Sarah Goodyear is a Brooklyn-based contributing writer to CityLab. She's written about cities for a variety of publications, including Grist and Streetsblog.
Topmix Permeable concrete soaks up 4,000 liters in 60 seconds.
Permeable pavement is one of those super-wonky infrastructure items—incredibly important but not always easy to care about. Thanks to the mesmerizing video above, however, a new and improved variety of concrete developed in the U.K. called Topmix Permeable has been turning heads. The video shows a parking lot paved with Topmix absorbing 4,000 liters of water in a minute, and it’s kind of magical to watch it disappear.
This new concrete, from Lafarge Tarmac, could potentially be a very useful tool in combating urban flash flooding from sudden, heavy storms—the type that are likely to become increasingly common because of climate change. In its promotional materials, the company uses the example of the 2007 floods that devastated Great Britain, costing the economy some $4.8 billion. Of the 57,000 homes affected by the floods, two-thirds were damaged not by rivers that overflowed but by stormwater runoff.
In the U.S., stormwater routinely overwhelms antiquated wastewater systems, causing untreated sewage to be dumped into local waterways and befouling public beaches. Storm runoff is also a significant source of pollution for rivers, streams, and reservoirs around the globe. Topmix pavement filters pollutants such as motor oil residue, even as it allows water to drain into the ground below.

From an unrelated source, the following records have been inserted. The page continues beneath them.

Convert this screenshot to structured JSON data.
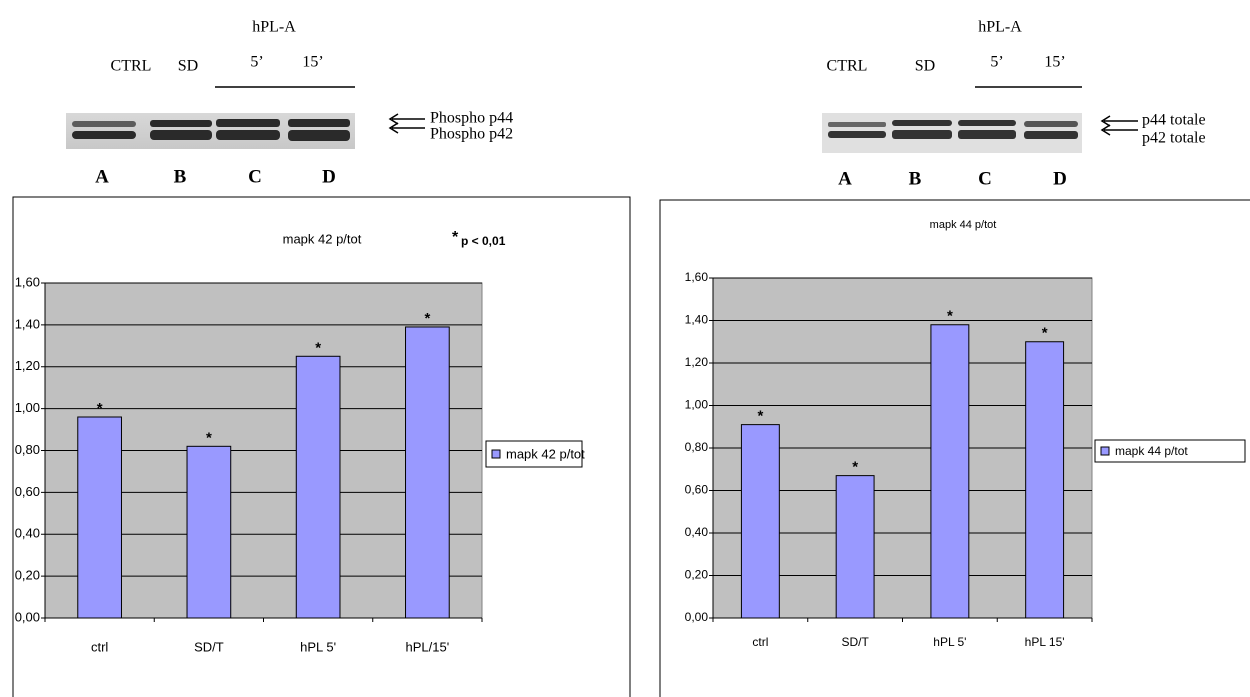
{
  "chart_data": [
    {
      "type": "bar",
      "title": "mapk 42 p/tot",
      "note_marker": "*",
      "note": "p < 0,01",
      "categories": [
        "ctrl",
        "SD/T",
        "hPL 5'",
        "hPL/15'"
      ],
      "series": [
        {
          "name": "mapk 42 p/tot",
          "color": "#9999ff",
          "values": [
            0.96,
            0.82,
            1.25,
            1.39
          ]
        }
      ],
      "bar_annotations": [
        "*",
        "*",
        "*",
        "*"
      ],
      "ylim": [
        0,
        1.6
      ],
      "yticks": [
        {
          "value": 0,
          "label": "0,00"
        },
        {
          "value": 0.2,
          "label": "0,20"
        },
        {
          "value": 0.4,
          "label": "0,40"
        },
        {
          "value": 0.6,
          "label": "0,60"
        },
        {
          "value": 0.8,
          "label": "0,80"
        },
        {
          "value": 1.0,
          "label": "1,00"
        },
        {
          "value": 1.2,
          "label": "1,20"
        },
        {
          "value": 1.4,
          "label": "1,40"
        },
        {
          "value": 1.6,
          "label": "1,60"
        }
      ],
      "grid": true,
      "legend": "right"
    },
    {
      "type": "bar",
      "title": "mapk 44 p/tot",
      "categories": [
        "ctrl",
        "SD/T",
        "hPL 5'",
        "hPL 15'"
      ],
      "series": [
        {
          "name": "mapk 44 p/tot",
          "color": "#9999ff",
          "values": [
            0.91,
            0.67,
            1.38,
            1.3
          ]
        }
      ],
      "bar_annotations": [
        "*",
        "*",
        "*",
        "*"
      ],
      "ylim": [
        0,
        1.6
      ],
      "yticks": [
        {
          "value": 0,
          "label": "0,00"
        },
        {
          "value": 0.2,
          "label": "0,20"
        },
        {
          "value": 0.4,
          "label": "0,40"
        },
        {
          "value": 0.6,
          "label": "0,60"
        },
        {
          "value": 0.8,
          "label": "0,80"
        },
        {
          "value": 1.0,
          "label": "1,00"
        },
        {
          "value": 1.2,
          "label": "1,20"
        },
        {
          "value": 1.4,
          "label": "1,40"
        },
        {
          "value": 1.6,
          "label": "1,60"
        }
      ],
      "grid": true,
      "legend": "right"
    }
  ],
  "blots": [
    {
      "group_label": "hPL-A",
      "lane_labels": [
        "CTRL",
        "SD",
        "5’",
        "15’"
      ],
      "band_labels": [
        "Phospho  p44",
        "Phospho  p42"
      ],
      "lane_letters": [
        "A",
        "B",
        "C",
        "D"
      ]
    },
    {
      "group_label": "hPL-A",
      "lane_labels": [
        "CTRL",
        "SD",
        "5’",
        "15’"
      ],
      "band_labels": [
        "p44 totale",
        "p42 totale"
      ],
      "lane_letters": [
        "A",
        "B",
        "C",
        "D"
      ]
    }
  ]
}
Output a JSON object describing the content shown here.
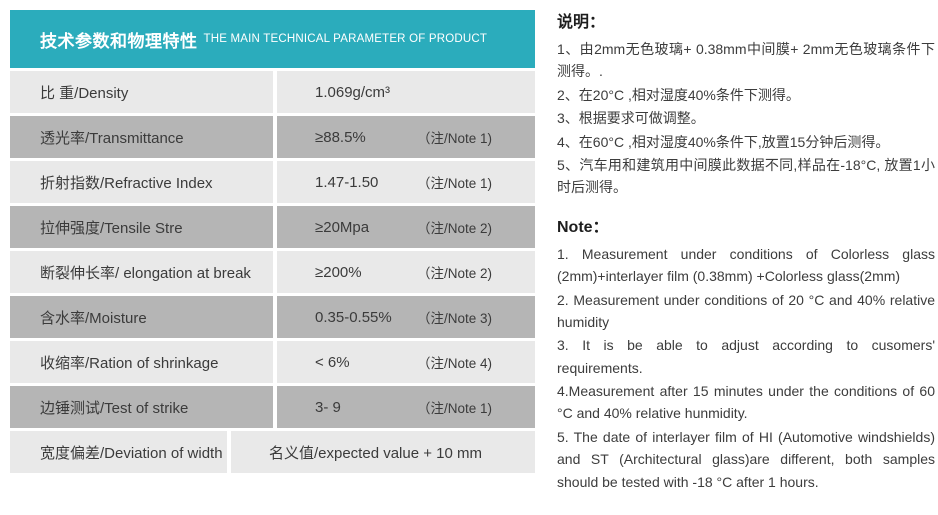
{
  "colors": {
    "header_teal": "#2BACBC",
    "row_light": "#E9E9E9",
    "row_dark": "#B5B5B5",
    "text_dark": "#3B3B3B"
  },
  "table": {
    "header": {
      "title_zh": "技术参数和物理特性",
      "title_en": "THE MAIN TECHNICAL PARAMETER OF PRODUCT"
    },
    "rows": [
      {
        "label": "比 重/Density",
        "value": "1.069g/cm³",
        "note": ""
      },
      {
        "label": "透光率/Transmittance",
        "value": "≥88.5%",
        "note": "（注/Note 1)"
      },
      {
        "label": "折射指数/Refractive Index",
        "value": "1.47-1.50",
        "note": "（注/Note 1)"
      },
      {
        "label": "拉伸强度/Tensile Stre",
        "value": "≥20Mpa",
        "note": "（注/Note 2)"
      },
      {
        "label": "断裂伸长率/ elongation at break",
        "value": "≥200%",
        "note": "（注/Note 2)"
      },
      {
        "label": "含水率/Moisture",
        "value": "0.35-0.55%",
        "note": "（注/Note 3)"
      },
      {
        "label": "收缩率/Ration of shrinkage",
        "value": "< 6%",
        "note": "（注/Note 4)"
      },
      {
        "label": "边锤测试/Test of strike",
        "value": "3- 9",
        "note": "（注/Note 1)"
      },
      {
        "label": "宽度偏差/Deviation of width",
        "value": "名义值/expected value + 10 mm",
        "note": ""
      }
    ]
  },
  "notes_zh": {
    "heading": "说明：",
    "items": [
      "1、由2mm无色玻璃+ 0.38mm中间膜+ 2mm无色玻璃条件下测得。.",
      "2、在20°C ,相对湿度40%条件下测得。",
      "3、根据要求可做调整。",
      "4、在60°C ,相对湿度40%条件下,放置15分钟后测得。",
      "5、汽车用和建筑用中间膜此数据不同,样品在-18°C, 放置1小时后测得。"
    ]
  },
  "notes_en": {
    "heading": "Note：",
    "items": [
      "1. Measurement under conditions of Colorless glass (2mm)+interlayer film (0.38mm) +Colorless glass(2mm)",
      "2. Measurement under conditions of 20 °C and 40% relative humidity",
      "3. It is be able to adjust according to cusomers' requirements.",
      "4.Measurement after 15 minutes under the conditions of 60 °C and 40% relative hunmidity.",
      "5. The date of interlayer film of HI (Automotive windshields) and ST (Architectural glass)are different, both samples should be tested with -18 °C after 1 hours."
    ]
  }
}
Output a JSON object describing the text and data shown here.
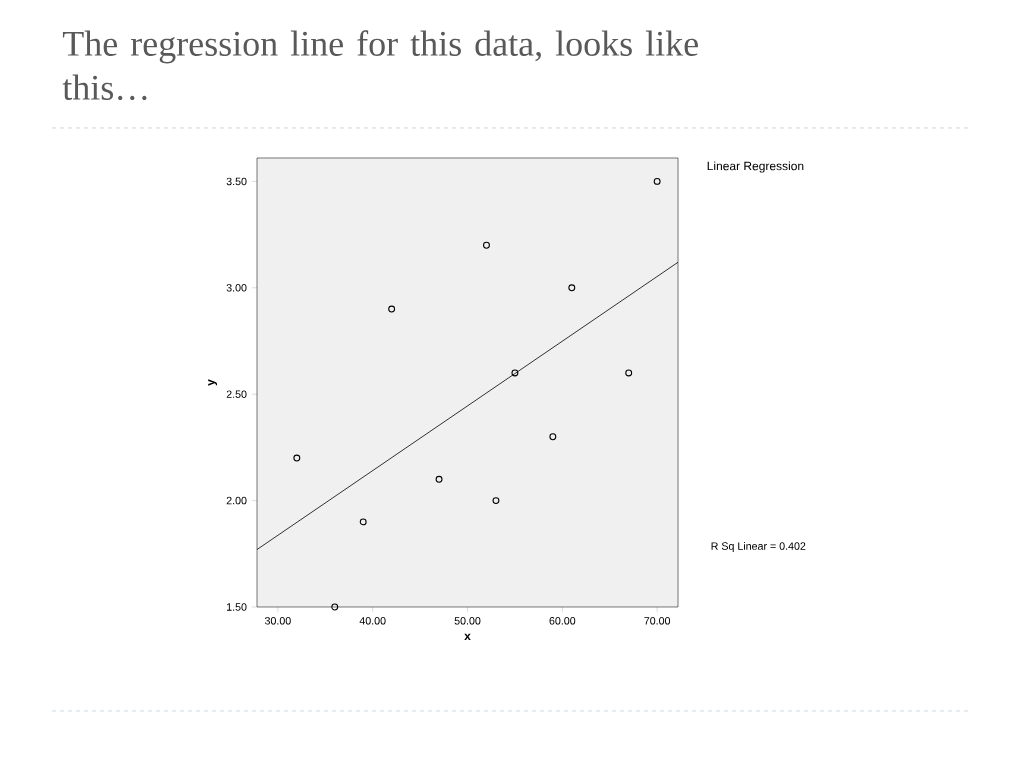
{
  "chart_data": {
    "type": "scatter",
    "title": "The regression line for this data, looks like this…",
    "xlabel": "x",
    "ylabel": "y",
    "x": [
      32,
      36,
      39,
      42,
      47,
      52,
      53,
      55,
      59,
      61,
      67,
      70
    ],
    "series": [
      {
        "type": "scatter",
        "color": "#000000",
        "marker": "circle",
        "values": [
          2.2,
          1.5,
          1.9,
          2.9,
          2.1,
          3.2,
          2.0,
          2.6,
          2.3,
          3.0,
          2.6,
          3.5
        ]
      },
      {
        "type": "line",
        "color": "#000000",
        "x": [
          27.8,
          72.2
        ],
        "values": [
          1.77,
          3.12
        ]
      }
    ],
    "xlim": [
      27.8,
      72.2
    ],
    "ylim": [
      1.5,
      3.61
    ],
    "xticks": [
      {
        "value": 30,
        "label": "30.00"
      },
      {
        "value": 40,
        "label": "40.00"
      },
      {
        "value": 50,
        "label": "50.00"
      },
      {
        "value": 60,
        "label": "60.00"
      },
      {
        "value": 70,
        "label": "70.00"
      }
    ],
    "yticks": [
      {
        "value": 1.5,
        "label": "1.50"
      },
      {
        "value": 2.0,
        "label": "2.00"
      },
      {
        "value": 2.5,
        "label": "2.50"
      },
      {
        "value": 3.0,
        "label": "3.00"
      },
      {
        "value": 3.5,
        "label": "3.50"
      }
    ],
    "annotations": [
      "Linear Regression",
      "R Sq Linear = 0.402"
    ],
    "grid": false
  }
}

There are some caveats to the technology, which works the way it does because there are empty spaces between particles that allow water to flow through. Topmix concrete, which is applied over a base layer of gravel that further filters water, is less able to handle heavy vehicle loads and intense traffic than conventional paving materials. So while it’s appropriate for driveways, many parking lots, quiet residential streets, bike paths, and the like, it isn’t going to be right for highways and heavily traveled streets.
Also its ability to absorb water can be compromised by dirt and other particulate waste, such as sawdust or silt. Damage from freezing water is a potential concern with permeable pavement, although Lafarge Tarmac says its product has “excellent freeze-thaw resistance.”
Still, as more and more of the world gets paved over, the need to reduce the amount of impermeable surface we create, however we can, becomes more urgent. Parking lots that soak up rainwater like sponges are part of the solution. And pretty fun to watch in action.